See how a 5-visit denial in the new PPS can cost you $1,116
One sloppy record entry could cost you hundreds of dollars under the prospective payment system changes that hit Jan. 1, so therapists in home health had better kick up their documentation a notch.
Before Jan. 1, a denial of a visit or two only mattered when the patient was right at or above the 10-visit therapy threshold. But under the new PPS refinements, home health agencies will receive extra payment for most therapy visits between six and 20, said consultant Cindy Krafft, MS, PT, COS-C, in a recent Eli-sponsored audioconference about PPS therapy changes in home health. That means a denial almost anywhere in that spectrum will hurt your bottom line.
"Our risk is almost bigger because of the different opportunities for failure," Krafft said. "We have to make sure that medical necessity is correct."
Example: A patient with 14 visits will earn $3,468 under the PPS refinements. But a mere two visit denials, knocking the episode down to 12 total visits, will result in a $419 loss to the episode payment.
Another example: A patient with 23 therapy visits would garner $5,310, but a five-visit denial would bring that down by $1,116, Krafft said in the conference, "Standing on the Threshold: How HHAs' 2008 PPS Rule Impacts Your Therapy Practice."
"The tiered system will make each and every therapy visit note a critical piece in keeping the level of reimbursement earned," said Krafft, who works with Fazzi Associates based in Northampton, MA.
How Good Is Your Charting Tool?
Therapists in home health seeking to bulletproof their therapy documentation should start with the documentation tool. Whether it's electronic or paper-based, the tool should not leave gaps or omit triggers for essential documentation elements.
For instance: If an HHA finds its therapists aren't recording home exercise programs, it should check to see whether its charting document or program has a specific place for them. Saying that your software didn't give you a place to put it won't help when you're audited, Krafft said.
Key elements: Your therapy record should contain these four main components: subjective information, objective measurements and tests, the assessment, and the care plan. "Those all need to be evident in documentation," Krafft said.
And be sure to be extra-thorough with documentation when therapists are doing something rather unexpected.
Example: PTs are generally known for working on ambulation issues. So when a PT works with a patient who is bedbound, it may raise medical reviewers' eyebrows.
The therapist should highlight the need for PT care -- for example, helping with positioning and pressure relief, transferring and caregiver education. "I want to be very, very clear in my documentation why I'm there," Krafft said.
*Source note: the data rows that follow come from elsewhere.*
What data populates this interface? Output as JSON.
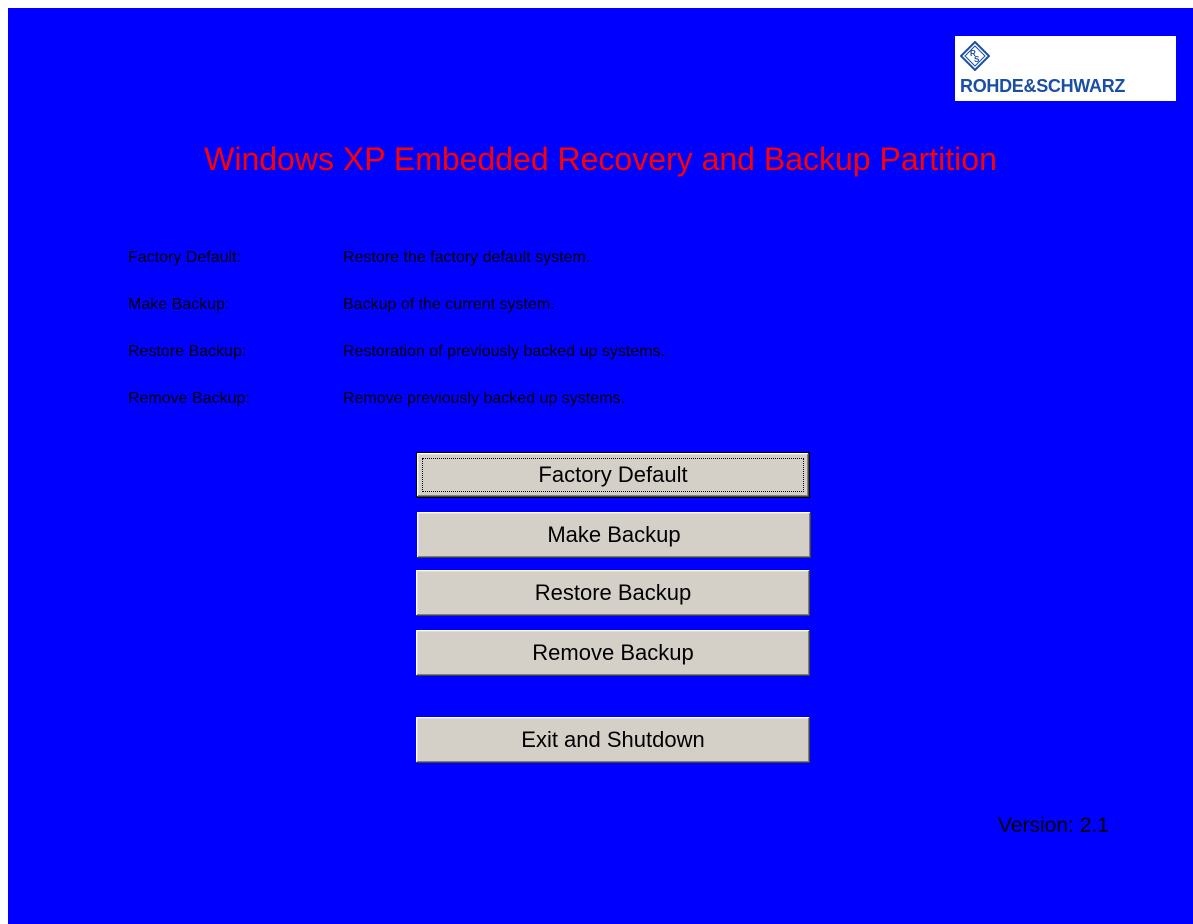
{
  "logo": {
    "text": "ROHDE&SCHWARZ",
    "emblem_icon": "rohde-schwarz-diamond-emblem"
  },
  "title": "Windows XP Embedded Recovery and Backup Partition",
  "descriptions": [
    {
      "label": "Factory Default:",
      "text": "Restore the factory default system."
    },
    {
      "label": "Make Backup:",
      "text": "Backup of the current system."
    },
    {
      "label": "Restore Backup:",
      "text": "Restoration of previously backed up systems."
    },
    {
      "label": "Remove Backup:",
      "text": "Remove previously backed up systems."
    }
  ],
  "buttons": {
    "factory_default": "Factory Default",
    "make_backup": "Make Backup",
    "restore_backup": "Restore Backup",
    "remove_backup": "Remove Backup",
    "exit_shutdown": "Exit and Shutdown"
  },
  "version": "Version: 2.1",
  "colors": {
    "background": "#0000ff",
    "title": "#ff0000",
    "button_face": "#d4d0c8",
    "text": "#000000",
    "logo_blue": "#1a4fa3"
  }
}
Spell out the non-walking-related needs the patient has.
Don't Celebrate Independence Prematurely
A major red flag that leads to therapy visit denials is using the word "independent" incorrectly, Krafft said.
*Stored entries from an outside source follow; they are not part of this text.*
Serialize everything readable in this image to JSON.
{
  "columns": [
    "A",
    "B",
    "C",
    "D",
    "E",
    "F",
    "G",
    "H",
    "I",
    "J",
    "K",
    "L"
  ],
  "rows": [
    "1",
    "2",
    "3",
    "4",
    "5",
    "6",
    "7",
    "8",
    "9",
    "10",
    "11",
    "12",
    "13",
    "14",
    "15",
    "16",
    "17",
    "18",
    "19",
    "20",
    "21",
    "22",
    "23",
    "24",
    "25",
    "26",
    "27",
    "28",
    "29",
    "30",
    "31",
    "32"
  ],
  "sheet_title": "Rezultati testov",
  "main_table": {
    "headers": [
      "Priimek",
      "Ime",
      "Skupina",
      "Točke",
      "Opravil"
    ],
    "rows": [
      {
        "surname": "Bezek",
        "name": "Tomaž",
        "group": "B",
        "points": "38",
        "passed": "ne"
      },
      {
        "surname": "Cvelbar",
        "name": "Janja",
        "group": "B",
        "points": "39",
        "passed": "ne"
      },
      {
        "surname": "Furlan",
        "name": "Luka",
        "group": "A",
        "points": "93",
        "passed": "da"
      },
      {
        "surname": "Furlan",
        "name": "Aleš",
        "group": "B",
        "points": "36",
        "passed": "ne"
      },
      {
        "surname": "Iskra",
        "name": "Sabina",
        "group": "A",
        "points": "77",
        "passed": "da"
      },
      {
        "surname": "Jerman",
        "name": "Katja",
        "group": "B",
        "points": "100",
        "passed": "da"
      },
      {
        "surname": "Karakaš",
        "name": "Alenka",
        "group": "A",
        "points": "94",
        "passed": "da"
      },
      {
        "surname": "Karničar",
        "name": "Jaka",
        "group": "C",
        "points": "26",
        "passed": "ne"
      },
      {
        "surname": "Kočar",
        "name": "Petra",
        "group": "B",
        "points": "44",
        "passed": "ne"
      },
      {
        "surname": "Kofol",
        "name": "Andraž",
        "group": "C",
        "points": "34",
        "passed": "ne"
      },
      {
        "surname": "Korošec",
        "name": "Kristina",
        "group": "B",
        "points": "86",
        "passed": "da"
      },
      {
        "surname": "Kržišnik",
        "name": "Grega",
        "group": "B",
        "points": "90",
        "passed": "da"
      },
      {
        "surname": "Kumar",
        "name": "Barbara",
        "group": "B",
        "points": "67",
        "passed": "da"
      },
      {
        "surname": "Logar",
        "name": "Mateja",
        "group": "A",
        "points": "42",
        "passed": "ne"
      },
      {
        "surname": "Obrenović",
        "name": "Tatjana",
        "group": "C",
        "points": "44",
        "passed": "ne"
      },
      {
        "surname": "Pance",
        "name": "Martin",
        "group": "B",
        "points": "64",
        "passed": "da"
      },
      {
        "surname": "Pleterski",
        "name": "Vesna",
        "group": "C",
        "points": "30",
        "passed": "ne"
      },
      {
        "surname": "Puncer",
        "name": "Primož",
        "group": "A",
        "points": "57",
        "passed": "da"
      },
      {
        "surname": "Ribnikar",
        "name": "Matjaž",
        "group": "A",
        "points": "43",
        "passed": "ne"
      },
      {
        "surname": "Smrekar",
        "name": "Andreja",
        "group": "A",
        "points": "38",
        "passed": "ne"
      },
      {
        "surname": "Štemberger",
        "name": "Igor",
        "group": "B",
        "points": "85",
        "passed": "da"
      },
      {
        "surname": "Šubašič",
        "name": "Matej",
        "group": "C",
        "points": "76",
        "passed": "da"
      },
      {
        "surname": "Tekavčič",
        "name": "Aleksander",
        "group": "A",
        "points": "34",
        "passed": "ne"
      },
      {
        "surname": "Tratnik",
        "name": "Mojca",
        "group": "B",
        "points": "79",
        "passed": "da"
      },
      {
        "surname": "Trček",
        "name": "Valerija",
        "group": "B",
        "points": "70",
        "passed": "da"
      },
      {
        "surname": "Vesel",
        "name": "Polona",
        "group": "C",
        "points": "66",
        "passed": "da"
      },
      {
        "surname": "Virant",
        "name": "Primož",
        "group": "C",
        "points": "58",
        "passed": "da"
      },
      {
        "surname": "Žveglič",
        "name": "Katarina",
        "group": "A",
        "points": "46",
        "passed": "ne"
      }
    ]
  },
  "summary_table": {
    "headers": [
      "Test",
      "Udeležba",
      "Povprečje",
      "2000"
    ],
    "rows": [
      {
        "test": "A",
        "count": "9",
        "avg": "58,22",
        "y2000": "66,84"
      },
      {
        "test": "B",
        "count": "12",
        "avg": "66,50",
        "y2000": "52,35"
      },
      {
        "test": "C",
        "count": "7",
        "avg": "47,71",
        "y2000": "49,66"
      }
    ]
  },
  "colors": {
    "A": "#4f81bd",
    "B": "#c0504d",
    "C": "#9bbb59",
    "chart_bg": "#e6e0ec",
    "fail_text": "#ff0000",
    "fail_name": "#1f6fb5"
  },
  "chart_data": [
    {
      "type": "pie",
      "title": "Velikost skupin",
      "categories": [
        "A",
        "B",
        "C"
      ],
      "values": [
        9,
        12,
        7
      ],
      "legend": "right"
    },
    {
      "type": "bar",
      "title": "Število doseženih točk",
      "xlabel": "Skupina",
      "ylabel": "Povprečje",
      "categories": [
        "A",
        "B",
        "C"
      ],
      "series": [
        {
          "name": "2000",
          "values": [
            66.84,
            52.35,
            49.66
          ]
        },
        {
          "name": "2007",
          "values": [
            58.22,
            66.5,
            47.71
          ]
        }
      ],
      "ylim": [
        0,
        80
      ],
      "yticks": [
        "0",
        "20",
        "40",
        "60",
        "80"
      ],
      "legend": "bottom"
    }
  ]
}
Reviewers look at a note saying a patient is independent and they conclude that the patient needs no further therapy or assistance.
Do this: That means therapists have to be very accurate in the use of this word. They shouldn't use it if the patient needs any more help at all with the skill in question. The patient is only truly independent when he has no need for further improvement in the area.
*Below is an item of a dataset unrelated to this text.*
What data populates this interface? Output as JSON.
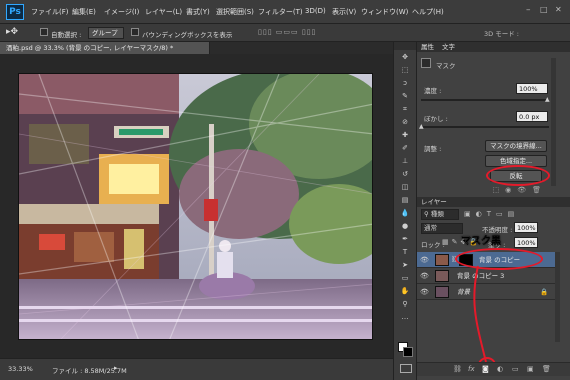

The word is "being taken very literally on review," Krafft said. Reviewers think it indicates "that this is not an issue for the patient, it's safe for them to do this, there's no need for intervention."
Patient scenario: A therapist may describe a patient as independent in gait and ambulation, then continue to see her for strengthening to avoid a fall. In this case, the therapist shouldn't use the term "independent," because it means the patient doesn't need any more help with the skill, Krafft said.